Argentinië is met ruim 200.000 hectare wijngaard verreweg de grootste wijnproducent van Zuid-Amerika. Het is ook een land dat, in navolging van het buurland Chili, al enige tijd kwalitatief sterk in opkomst is. Wijnbouw werd er in de 16e eeuw geïntroduceerd door de Spaanse veroveraars. Zij plantten er de criolla grande, een kwalitatief uiterst matige druif die verwant is met de pais in Chili en de mission in Mexico en Californië. De grote doorbraak kwam eind 19e eeuw, toen veel kolonisten uit Italië en het Baskenland naar Argentinië trokken. Zij brachten tal van interessante druivenrassen mee naar hun nieuwe vaderland.
Een andere positieve factor was de economische bloei die het land rond de eeuwwisseling beleefde. De politieke en economische malaise waaronder Argentinië een groot deel van de 20e eeuw te leiden had, zorgde er echter voor dat de wijnbouw tot voor kort bijna volledig gericht was op volume en nauwelijks op kwaliteit. De teruglopende consumptie in eigen land heeft producenten evenwel gedwongen zich meer op export toe te gaan leggen en de kwaliteit van hun wijnen te verbeteren. In combinatie met grote buitenlandse investeringen en kennis heeft dit voor een ware revolutie gezorgd. Nieuw aangeplante wijngarden en tal van hypermoderne bodegas produceren nu wijn van grote klasse.
Aan de voet van de Andes
Argentinië beschikt over een uitstekend potentieel voor goede wijnen.

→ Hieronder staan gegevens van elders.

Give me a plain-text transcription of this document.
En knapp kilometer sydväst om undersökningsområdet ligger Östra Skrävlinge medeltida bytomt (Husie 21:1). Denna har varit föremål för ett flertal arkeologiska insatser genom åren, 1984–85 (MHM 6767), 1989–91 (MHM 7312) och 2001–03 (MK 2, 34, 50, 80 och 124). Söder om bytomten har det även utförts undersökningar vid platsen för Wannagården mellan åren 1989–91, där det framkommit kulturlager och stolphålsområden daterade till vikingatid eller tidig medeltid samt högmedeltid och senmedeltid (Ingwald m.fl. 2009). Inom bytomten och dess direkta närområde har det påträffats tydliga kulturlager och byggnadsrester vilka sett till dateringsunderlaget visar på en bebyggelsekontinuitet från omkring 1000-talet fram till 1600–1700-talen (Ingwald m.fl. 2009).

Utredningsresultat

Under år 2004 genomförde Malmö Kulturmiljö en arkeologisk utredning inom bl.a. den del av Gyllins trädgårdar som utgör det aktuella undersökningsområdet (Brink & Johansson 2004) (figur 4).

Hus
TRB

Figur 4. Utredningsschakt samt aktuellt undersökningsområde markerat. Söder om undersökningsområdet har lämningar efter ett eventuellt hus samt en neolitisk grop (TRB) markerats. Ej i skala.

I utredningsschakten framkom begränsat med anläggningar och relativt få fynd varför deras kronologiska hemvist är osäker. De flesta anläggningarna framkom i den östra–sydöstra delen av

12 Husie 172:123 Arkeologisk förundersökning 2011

De wijngaarden liggen vooral in het westen van het land, aan de voet van het Andesgebergte. Het klimaat is daar zeer geschikt voor wijnbouw: droog en zonnig. Ziektes vormen daarom geen groot probleem. Smeltwater uit de Andes zorgt voor een probleemloze irrigatie. In combinatie met vrij rijke bodems leidt dit tot een tamelijk hoge opbrengst. Belangrijker voor de productie van kwaliteitswijnen is de omstandigheid dat heel wat wijngaarden zich op grote hoogte bevinden, tot ruim 1000 meter boven zeeniveau. Daardoor worden extreem hoge temperaturen vermeden, terwijl de nachten koel zijn. Dit komt de ontwikkeling van aroma’s en zuren zeer ten goede. Wel heeft men regelmatig af te rekenen met hagel. Sommige wijngaarden worden daartegen beschermd met speciale netten.
Mendoza & Co.
Verreweg het belangrijkste Argentijnse herkomstgebied is Mendoza, met de gelijknamige provinciehoofdstad in de rol van Argentinië’s onbetwiste wijncentrum. Binnen Mendoza is het district Luján de Cuyo een koploper op het gebied van kwaliteit. Andere belangrijke Argentijnse wijnbouwgebieden, alle ten noorden van Mendoza, zijn respectievelijk San Juan (het op een na grootste), La Rioja (het oudste) en Salta (het hoogste). Ook in Patagonië, ten zuiden van Mendoza wordt sinds kort succesvol wijnbouw bedreven. Dat gebeurt in koele regio’s als Neuquén en Rio Grande.
Gevarieerde aanplant
Argentinië kent voor een niet-Europees wijnland een verrassend gevarieerde aanplant, zeker wanneer je een directe vergelijking met buurland Chili maakt. Rassen voor rode wijn worden het meest geteeld, met als meest karakteristieke de malbec. Hoewel van Franse afkomst is die druif is te beschouwen als de ‘nationale’ Argentijnse druif. Hij geeft karaktervolle wijnen die soms verrassend goed kunnen rijpen. Een andere specialiteit is de van origine Piemontese bonarda. Verder kom je ook de Spaanse tempranillo tegen, de ‘wereldburgers’ cabernet sauvignon en merlot, syrah en ook wat pinot noir.
Argentinië’s visitekaartje bij de witte druivenrassen is de aromatische torrontés, waarvan de wijn wel wat aan (droge) muskaat doet denken. Van de overige variëteiten zijn o.a. chardonnay, sauvignon, sémillon en viognier te noemen.